One morning last month, a community canteen in Dalian, Liaoning province, was crowded with locals, the most of whom were old. The menu, which featured ten courses, drew them in. On February 22, Fan Ning, 69, visited the canteen at the Haijing community in Jinpu New Area, and stated: “I ordered stir-fried cabbage, pork, and tofu.” It only cost $1.50, or 11 yuan. She continued by saying that she had grown accustomed to walking the ten minutes from her house to the canteen since it opened in September.

 

Fan was thankful for the inexpensive prices and the convenience the canteen provides. She claimed that it was frequently difficult for her to make a healthy lunch for herself at home because her daughter lived outside of Dalian and her husband continued to work. “The canteen has provided a solution by offering a variety of dishes at reasonable prices, saving me the trouble of cooking,” she stated.

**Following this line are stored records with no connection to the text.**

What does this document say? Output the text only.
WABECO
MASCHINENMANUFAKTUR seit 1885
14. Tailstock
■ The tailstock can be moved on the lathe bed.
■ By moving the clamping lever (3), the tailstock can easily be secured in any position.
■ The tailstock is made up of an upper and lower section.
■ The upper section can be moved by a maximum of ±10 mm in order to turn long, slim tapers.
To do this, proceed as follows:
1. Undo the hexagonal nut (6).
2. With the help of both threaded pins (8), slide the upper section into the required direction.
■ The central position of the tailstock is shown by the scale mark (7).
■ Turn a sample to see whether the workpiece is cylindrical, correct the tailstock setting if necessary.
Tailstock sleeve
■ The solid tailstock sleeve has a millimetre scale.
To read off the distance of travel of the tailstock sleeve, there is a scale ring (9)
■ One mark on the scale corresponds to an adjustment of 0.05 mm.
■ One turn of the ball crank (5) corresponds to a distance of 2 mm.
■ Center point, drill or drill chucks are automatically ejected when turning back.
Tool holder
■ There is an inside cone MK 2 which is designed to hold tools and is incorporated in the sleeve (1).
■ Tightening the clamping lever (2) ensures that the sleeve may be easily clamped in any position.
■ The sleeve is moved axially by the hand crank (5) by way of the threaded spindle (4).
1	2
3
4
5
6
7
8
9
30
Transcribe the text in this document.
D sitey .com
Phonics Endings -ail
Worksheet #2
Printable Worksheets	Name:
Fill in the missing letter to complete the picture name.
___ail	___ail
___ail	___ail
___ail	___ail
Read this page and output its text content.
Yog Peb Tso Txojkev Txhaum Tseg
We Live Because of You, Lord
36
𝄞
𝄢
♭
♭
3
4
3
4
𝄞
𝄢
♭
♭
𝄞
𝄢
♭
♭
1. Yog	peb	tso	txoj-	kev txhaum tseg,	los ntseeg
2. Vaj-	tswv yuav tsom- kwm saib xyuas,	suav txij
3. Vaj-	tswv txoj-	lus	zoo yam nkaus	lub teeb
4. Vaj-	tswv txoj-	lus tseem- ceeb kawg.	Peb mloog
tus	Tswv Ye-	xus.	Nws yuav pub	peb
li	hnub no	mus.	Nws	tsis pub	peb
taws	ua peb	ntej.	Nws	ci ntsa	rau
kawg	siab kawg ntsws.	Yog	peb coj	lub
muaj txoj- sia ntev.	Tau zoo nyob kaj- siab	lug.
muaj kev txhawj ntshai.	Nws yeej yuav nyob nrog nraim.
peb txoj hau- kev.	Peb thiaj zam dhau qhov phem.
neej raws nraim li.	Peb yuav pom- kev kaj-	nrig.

According to data from the National Bureau of Statistics, there were around 297 million adults in China who were 60 years of age or older at the end of the previous year, with an additional 217 million being 65 or older.

 

According to National Health Commission survey statistics, over 90% of China’s senior population chooses home care, 7% depend on community care, and 3% are institutionalized. Various levels of government have implemented meal assistance services for the elderly by investigating the construction of facilities such senior canteens, dining tables for the aged, and community canteens, realizing the need of attending to their dining needs. Whatever the nomenclature, the objective is always the same: to make sure senior citizens have affordable, wholesome meals.